Transformers


2. Embeddings & Softmax

2.1 Introduction

The transformer uses learned embeddings to convert input tokens and target tokens to vectors of size \(d_{model}\). Learned linear transformations and the softmax function are also used to convert the decoder output to predicted next-token probabilities. For the model implemented in the paper, the same weight matrix is shared between the two embedding layers and the pre-softmax linear transformation. For the embedding layers, the weights are multiplied by \(\sqrt{d_{model}}\).

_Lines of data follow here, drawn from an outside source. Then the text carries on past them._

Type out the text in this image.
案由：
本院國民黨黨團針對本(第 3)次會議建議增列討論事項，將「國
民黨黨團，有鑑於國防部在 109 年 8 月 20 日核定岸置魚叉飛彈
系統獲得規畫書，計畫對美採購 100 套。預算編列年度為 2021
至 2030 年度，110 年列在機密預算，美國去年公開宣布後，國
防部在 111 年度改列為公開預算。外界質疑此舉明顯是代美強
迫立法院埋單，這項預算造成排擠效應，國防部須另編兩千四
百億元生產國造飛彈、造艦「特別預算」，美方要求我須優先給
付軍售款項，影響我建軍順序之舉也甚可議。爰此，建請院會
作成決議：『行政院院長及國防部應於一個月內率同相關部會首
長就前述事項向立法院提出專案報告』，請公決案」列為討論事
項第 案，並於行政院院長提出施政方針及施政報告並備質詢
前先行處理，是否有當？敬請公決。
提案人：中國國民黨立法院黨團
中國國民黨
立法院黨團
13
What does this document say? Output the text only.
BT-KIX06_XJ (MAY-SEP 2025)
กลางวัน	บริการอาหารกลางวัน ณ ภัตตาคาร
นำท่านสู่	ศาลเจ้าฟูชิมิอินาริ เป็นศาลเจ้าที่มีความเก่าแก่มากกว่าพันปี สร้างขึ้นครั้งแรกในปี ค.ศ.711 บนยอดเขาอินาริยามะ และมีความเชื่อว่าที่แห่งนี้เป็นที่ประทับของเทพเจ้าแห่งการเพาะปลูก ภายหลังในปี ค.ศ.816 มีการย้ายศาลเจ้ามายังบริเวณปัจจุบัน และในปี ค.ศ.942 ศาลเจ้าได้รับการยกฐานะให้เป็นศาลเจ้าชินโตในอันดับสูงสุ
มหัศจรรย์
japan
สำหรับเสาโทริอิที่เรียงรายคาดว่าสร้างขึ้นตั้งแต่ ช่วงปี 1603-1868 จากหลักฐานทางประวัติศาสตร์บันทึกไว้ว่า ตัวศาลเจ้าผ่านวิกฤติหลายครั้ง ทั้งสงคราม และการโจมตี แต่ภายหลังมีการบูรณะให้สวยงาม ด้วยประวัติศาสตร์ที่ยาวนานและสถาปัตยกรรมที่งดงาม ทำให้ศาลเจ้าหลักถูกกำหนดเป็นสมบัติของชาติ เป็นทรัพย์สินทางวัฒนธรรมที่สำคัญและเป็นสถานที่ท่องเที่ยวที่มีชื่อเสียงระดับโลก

Similarly to other sequence transduction models, we use learned embeddings to convert the input tokens and output tokens to vectors of dimension. Attention is all you need, Vaswani et al., 2017

We are interested in the section of the transformer architecture shown on the figure below.

embeddings_and_pe.png

2.2 Implementation

2.2.1 Vocabulary Size & Model Dimensionality

Suppose we are building a machine translation model to translate English into French. Each language has a vocabulary size, which is the total number of tokens (full words or parts of words) the model can work with. Let’s call this vocab. To process these tokens, the model represents each one as a meaningful vector of a fixed dimensionality, referred to as d_model. These vector representations, called embeddings, capture the semantic meaning of the tokens, where similar ones are geometrically closer in the embedding space.

During training, the model learns to represent each token in the vocabulary as a vector of size d_model. For example, if the vocabulary size is \(5000\), tokens can be indexed from \(0\) to \(4999\). Obviously, individual sentences being translated contain only a small subset of the tokens in the vocabulary. Each token is processed based on its index.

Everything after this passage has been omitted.